Towards Visually-Guided Neuromorphic Robots

 

 

Beobot Prototyping

The base RC-car mobile platform, prepared for our first video shoot, in which we simply mounted a camcorder on it and drove it manually.
The car runs at 25 MPH for about 20 minutes on a standard set of two 7.2V battery packs. We will equip the beobots with four packs and many additional Li-Ion camcorder batteries to power the on-board quad-CPU Beowulf. Ruchi has found cool battery packs and DC/DC converter chips which we are experimenting with.
Controlling the servomechanisms (which allow the robot to turn, accelerate, brake and switch between first and second gear) is working using a serial-to-servo converter and some software which Jen developed. Jen is now putting together a servo-based pan/tilt camera mount for the beobots.
Software to control the diagnostic LCD screen from a standard PC serial port is almost ready, from Jen and Paul.
The dual-CPU embedded motherboards (Rocky-3742EVFG, purchased from www.histar.com.tw) are working great. Eric installed Linux Mandrake 8.1 on a 256MB CompactFlash disk, and it was a breeze. The Gigabit Ethernet chip (which will link both boards in each beobot) was not automatically recognized during installation, but a kernel module is available for it, so it was trivial to configure. The default kernel did not include support for 1GB of memory, so we are cooking up a custom kernel with all the drivers required for the board. Video, sound, ieee1394, serial, parallel, etc are all working great under Linux.
We just wrote a high-level driver for these cool firewire (IEEE-1394) cameras. Each Beobot will have two such cameras, mounted on a pan/tilt head composed of two servomechanisms.
Eric and Tony finish to prepare the robot for its first trip outdoors (under human control). Check it out here (8.5 MB MPEG movie, 30 fps). In this movie sequence, the attention model has its internal memory (inhibition of return) turned on, so, once it looks at any given object, it will not come back to it for a few seconds.
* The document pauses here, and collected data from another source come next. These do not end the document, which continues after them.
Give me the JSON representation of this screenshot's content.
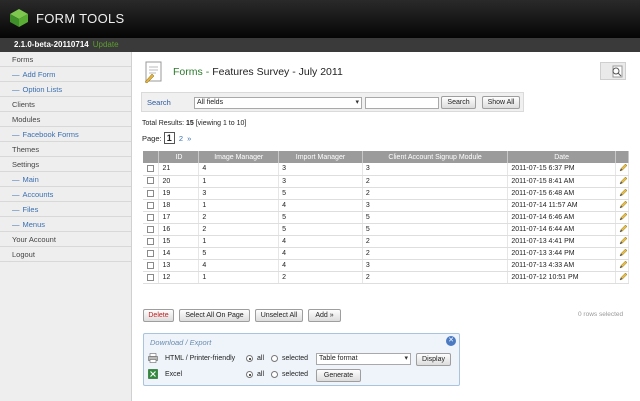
{
  "header": {
    "brand": "FORM TOOLS",
    "version": "2.1.0-beta-20110714",
    "update_label": "Update"
  },
  "sidebar": {
    "items": [
      {
        "label": "Forms",
        "sub": false
      },
      {
        "label": "Add Form",
        "sub": true
      },
      {
        "label": "Option Lists",
        "sub": true
      },
      {
        "label": "Clients",
        "sub": false
      },
      {
        "label": "Modules",
        "sub": false
      },
      {
        "label": "Facebook Forms",
        "sub": true
      },
      {
        "label": "Themes",
        "sub": false
      },
      {
        "label": "Settings",
        "sub": false
      },
      {
        "label": "Main",
        "sub": true
      },
      {
        "label": "Accounts",
        "sub": true
      },
      {
        "label": "Files",
        "sub": true
      },
      {
        "label": "Menus",
        "sub": true
      },
      {
        "label": "Your Account",
        "sub": false
      },
      {
        "label": "Logout",
        "sub": false
      }
    ]
  },
  "page": {
    "forms_link": "Forms",
    "separator": "-",
    "title": "Features Survey - July 2011"
  },
  "search": {
    "label": "Search",
    "field_value": "All fields",
    "input_value": "",
    "search_button": "Search",
    "show_all_button": "Show All"
  },
  "results": {
    "prefix": "Total Results:",
    "count": "15",
    "viewing": "[viewing 1 to 10]"
  },
  "pagination": {
    "label": "Page:",
    "current": "1",
    "next_page": "2",
    "next_arrow": "»"
  },
  "table": {
    "columns": [
      "ID",
      "Image Manager",
      "Import Manager",
      "Client Account Signup Module",
      "Date"
    ],
    "rows": [
      [
        "21",
        "4",
        "3",
        "3",
        "2011-07-15 6:37 PM"
      ],
      [
        "20",
        "1",
        "3",
        "2",
        "2011-07-15 8:41 AM"
      ],
      [
        "19",
        "3",
        "5",
        "2",
        "2011-07-15 6:48 AM"
      ],
      [
        "18",
        "1",
        "4",
        "3",
        "2011-07-14 11:57 AM"
      ],
      [
        "17",
        "2",
        "5",
        "5",
        "2011-07-14 6:46 AM"
      ],
      [
        "16",
        "2",
        "5",
        "5",
        "2011-07-14 6:44 AM"
      ],
      [
        "15",
        "1",
        "4",
        "2",
        "2011-07-13 4:41 PM"
      ],
      [
        "14",
        "5",
        "4",
        "2",
        "2011-07-13 3:44 PM"
      ],
      [
        "13",
        "4",
        "4",
        "3",
        "2011-07-13 4:33 AM"
      ],
      [
        "12",
        "1",
        "2",
        "2",
        "2011-07-12 10:51 PM"
      ]
    ]
  },
  "actions": {
    "delete": "Delete",
    "select_all": "Select All On Page",
    "unselect_all": "Unselect All",
    "add": "Add »",
    "rows_selected": "0 rows selected"
  },
  "export": {
    "title": "Download / Export",
    "html_label": "HTML / Printer-friendly",
    "excel_label": "Excel",
    "all_label": "all",
    "selected_label": "selected",
    "format_value": "Table format",
    "display_button": "Display",
    "generate_button": "Generate"
  },
  "colors": {
    "header_bg": "#111111",
    "accent_green": "#2b7a2b",
    "link_blue": "#3a6fb0",
    "table_header": "#9b9b9b"
  }
}
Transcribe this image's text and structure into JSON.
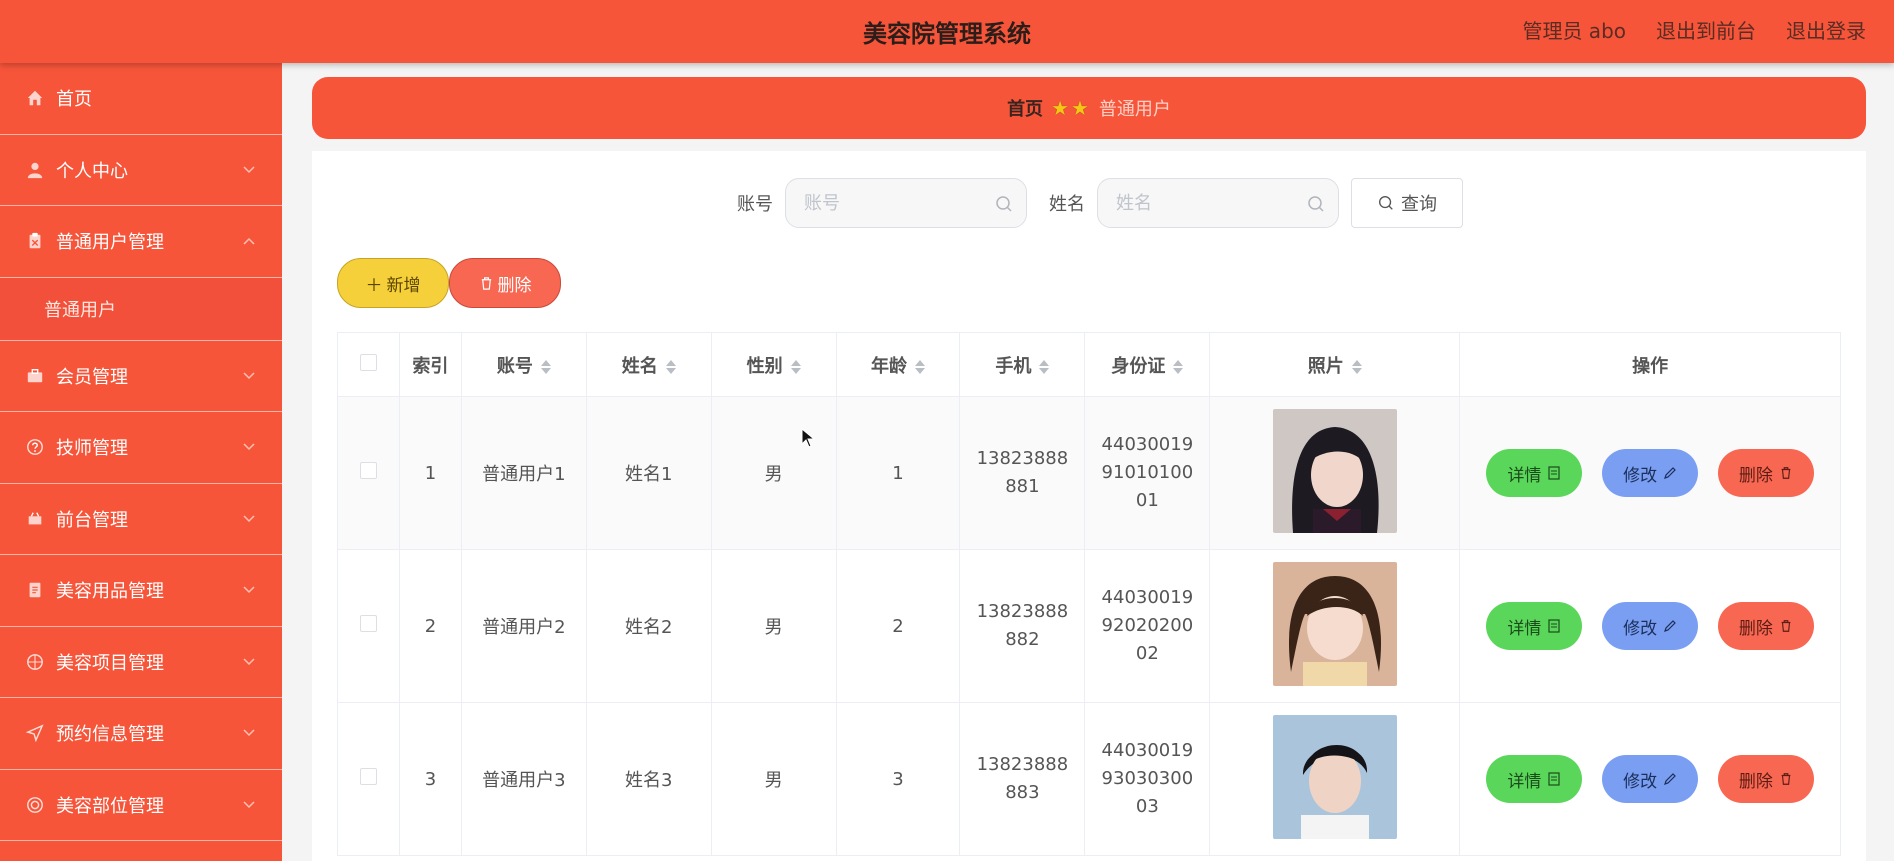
{
  "header": {
    "title": "美容院管理系统",
    "admin_label": "管理员 abo",
    "to_front_label": "退出到前台",
    "logout_label": "退出登录"
  },
  "sidebar": {
    "items": [
      {
        "label": "首页",
        "icon": "home-icon"
      },
      {
        "label": "个人中心",
        "icon": "user-icon"
      },
      {
        "label": "普通用户管理",
        "icon": "clipboard-icon",
        "expanded": true
      },
      {
        "label": "会员管理",
        "icon": "briefcase-icon"
      },
      {
        "label": "技师管理",
        "icon": "help-circle-icon"
      },
      {
        "label": "前台管理",
        "icon": "cart-icon"
      },
      {
        "label": "美容用品管理",
        "icon": "document-icon"
      },
      {
        "label": "美容项目管理",
        "icon": "globe-icon"
      },
      {
        "label": "预约信息管理",
        "icon": "send-icon"
      },
      {
        "label": "美容部位管理",
        "icon": "target-icon"
      }
    ],
    "submenu": {
      "label": "普通用户"
    }
  },
  "breadcrumb": {
    "home": "首页",
    "current": "普通用户"
  },
  "search": {
    "account_label": "账号",
    "account_placeholder": "账号",
    "name_label": "姓名",
    "name_placeholder": "姓名",
    "query_label": "查询"
  },
  "toolbar": {
    "add_label": "新增",
    "delete_label": "删除"
  },
  "table": {
    "headers": [
      "索引",
      "账号",
      "姓名",
      "性别",
      "年龄",
      "手机",
      "身份证",
      "照片",
      "操作"
    ],
    "rows": [
      {
        "index": "1",
        "account": "普通用户1",
        "name": "姓名1",
        "gender": "男",
        "age": "1",
        "phone": "13823888881",
        "id_card": "440300199101010001"
      },
      {
        "index": "2",
        "account": "普通用户2",
        "name": "姓名2",
        "gender": "男",
        "age": "2",
        "phone": "13823888882",
        "id_card": "440300199202020002"
      },
      {
        "index": "3",
        "account": "普通用户3",
        "name": "姓名3",
        "gender": "男",
        "age": "3",
        "phone": "13823888883",
        "id_card": "440300199303030003"
      }
    ],
    "actions": {
      "detail": "详情",
      "edit": "修改",
      "delete": "删除"
    }
  },
  "colors": {
    "primary": "#f6553a",
    "add_button": "#f5d03a",
    "detail_button": "#5ad65a",
    "edit_button": "#7a9ff2",
    "delete_button": "#f86752"
  }
}
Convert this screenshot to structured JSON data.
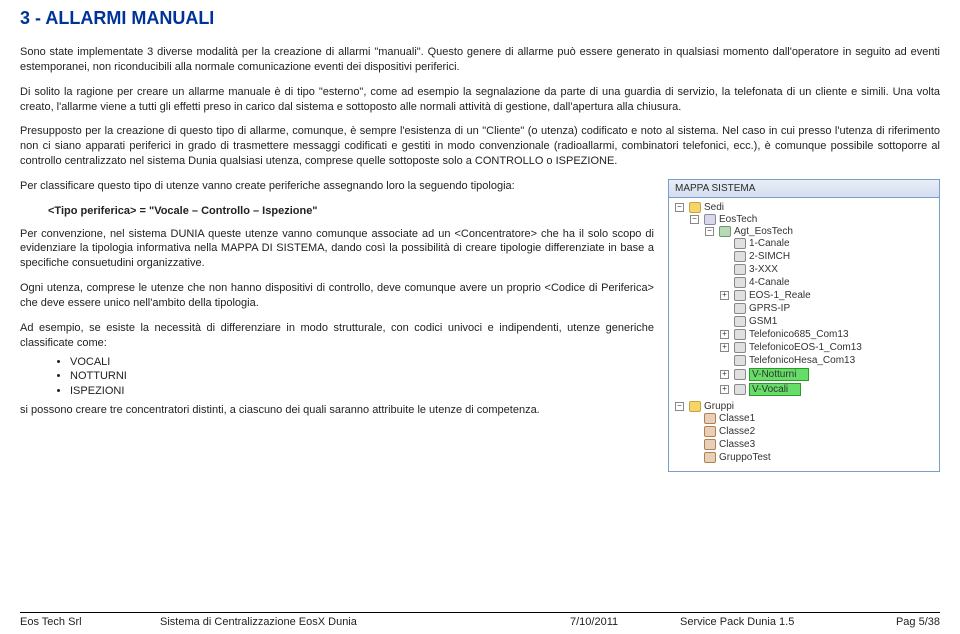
{
  "heading": "3 - ALLARMI MANUALI",
  "p1": "Sono state implementate 3 diverse modalità per la creazione di allarmi \"manuali\". Questo genere di allarme può essere generato in qualsiasi momento dall'operatore in seguito ad eventi estemporanei, non riconducibili alla normale comunicazione eventi dei dispositivi periferici.",
  "p2": "Di solito la ragione per creare un allarme manuale è di tipo \"esterno\", come ad esempio la segnalazione da parte di una guardia di servizio, la telefonata di un cliente e simili. Una volta creato, l'allarme viene a tutti gli effetti preso in carico dal sistema e sottoposto alle normali attività di gestione, dall'apertura alla chiusura.",
  "p3": "Presupposto per la creazione di questo tipo di allarme, comunque, è sempre l'esistenza di un \"Cliente\" (o utenza) codificato e noto al sistema.\nNel caso in cui presso l'utenza di riferimento non ci siano apparati periferici in grado di trasmettere messaggi codificati e gestiti in modo convenzionale (radioallarmi, combinatori telefonici, ecc.), è comunque possibile sottoporre al controllo centralizzato nel sistema Dunia qualsiasi utenza, comprese quelle sottoposte solo a CONTROLLO o ISPEZIONE.",
  "left": {
    "l1": "Per classificare questo tipo di utenze vanno create periferiche assegnando loro la seguendo tipologia:",
    "formula": "<Tipo periferica> = \"Vocale – Controllo – Ispezione\"",
    "l2": "Per convenzione, nel sistema DUNIA queste utenze vanno comunque associate ad un <Concentratore> che ha il solo scopo di evidenziare la tipologia informativa nella MAPPA DI SISTEMA, dando così la possibilità di creare tipologie differenziate in base a specifiche consuetudini organizzative.",
    "l3": "Ogni utenza, comprese le utenze che non hanno dispositivi di controllo, deve comunque avere un proprio <Codice di Periferica> che deve essere unico nell'ambito della tipologia.",
    "l4": "Ad esempio, se esiste la necessità di differenziare in modo strutturale, con codici univoci e indipendenti, utenze generiche classificate come:",
    "items": [
      "VOCALI",
      "NOTTURNI",
      "ISPEZIONI"
    ],
    "l5": "si possono creare tre concentratori distinti, a ciascuno dei quali saranno attribuite le utenze di competenza."
  },
  "panel": {
    "title": "MAPPA SISTEMA",
    "sedi": "Sedi",
    "eostech": "EosTech",
    "agt": "Agt_EosTech",
    "n1": "1-Canale",
    "n2": "2-SIMCH",
    "n3": "3-XXX",
    "n4": "4-Canale",
    "eos1": "EOS-1_Reale",
    "gprs": "GPRS-IP",
    "gsm1": "GSM1",
    "t685": "Telefonico685_Com13",
    "teos1": "TelefonicoEOS-1_Com13",
    "thesa": "TelefonicoHesa_Com13",
    "vnott": "V-Notturni",
    "vvocali": "V-Vocali",
    "gruppi": "Gruppi",
    "c1": "Classe1",
    "c2": "Classe2",
    "c3": "Classe3",
    "gt": "GruppoTest"
  },
  "footer": {
    "company": "Eos Tech Srl",
    "title": "Sistema di Centralizzazione EosX Dunia",
    "date": "7/10/2011",
    "doc": "Service Pack Dunia 1.5",
    "page": "Pag 5/38"
  }
}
In this respect, the attentional fixations shown in this movie differ from ours, as we tend to continuously fixate one interesting object when we find one that is relevant to our current task. Note how the model does find most interesting objects in the scene (hands, people, trees, pillars) though it only very briefly attends to each one. The autonomous beobots will use a combination of our attention model (to find possible obstacles and landmarks), a navigation system based on a rapid computation of the gist of the scene (where the road is, where the sky is, etc), and localized object recognition linked to the attention model, so that we can identify the targets being attended to.
Nathan completed soldering together a prototype of our infernal power conversion system, which delivers up to 34A @ 5V to the CPU boards from batteries. Looks like we can power all four CPUs for slightly over an hour from 8 standard R/C battery packs. Great!
Mounting the CPU boards onto the car chassis was challenging because the CPU boards have no mounting holes pre-drilled in them, and component density is so high that there is absolutely no room to drill anywhere on the boards. April found a great way of solving thie problem: the CPU boards rest on a rubber mat in which appropriate cut-outs have been laser-cut to accommodate for the various components soldered on the back side of the CPU boards. The rubber mat rests on a solid piece of laser-cut clear acrylic, the base board. Finally, a piece of thin laser-cut acrylic fits tightly around the CPU boards so that they cannot shift. The CPU boards are then maintained in place by many screws just adjacent to the CPU boards, so that the screw heads hold the boards without requiring any drilling into the boards. Click here for a larger image.
The final version of our infernal power conversion system is ready for fabrication. The schematic diagram and printed circuit board layout were done using the freeware version of Eagle PCB software from Cadsoft. The circuit just fits within the 3x4in maximum board size available in the freeware vesion of Eagle PCB. Thank you Cadsoft!
Daesu completed a simple circuit (shown in front of the two motors) that allows us to switch between PC-controlled and radio-controlled by flipping a switch on the radio controller. This will allow us to easily take over the control of the robot in case of bug in our vision algorithms.
The main platform, shown here from below, is ready to go. On the left, the mini-SSC interfaces the PCs to the car's servomechanism. On the right, the fan-cooled power conversion module delivers power to the CPUs from camcorder battery packs.
The first prototype is basically ready and working; the last few components missing on this picture are the batteries, the protective shell, and the pan/tilt camera mounts.
Hook it up, install Linux Mandrake 8.2 on the flash drives, and off you go!
This laser-cut control panel at the back of the robot was a real pain to assemble, because we had to cut and solder a zillion custom cables. But it is really useful to connect the beobot to a monitor, keyboard, mouse, GPS, speakers and microphone, various USB devices, etc.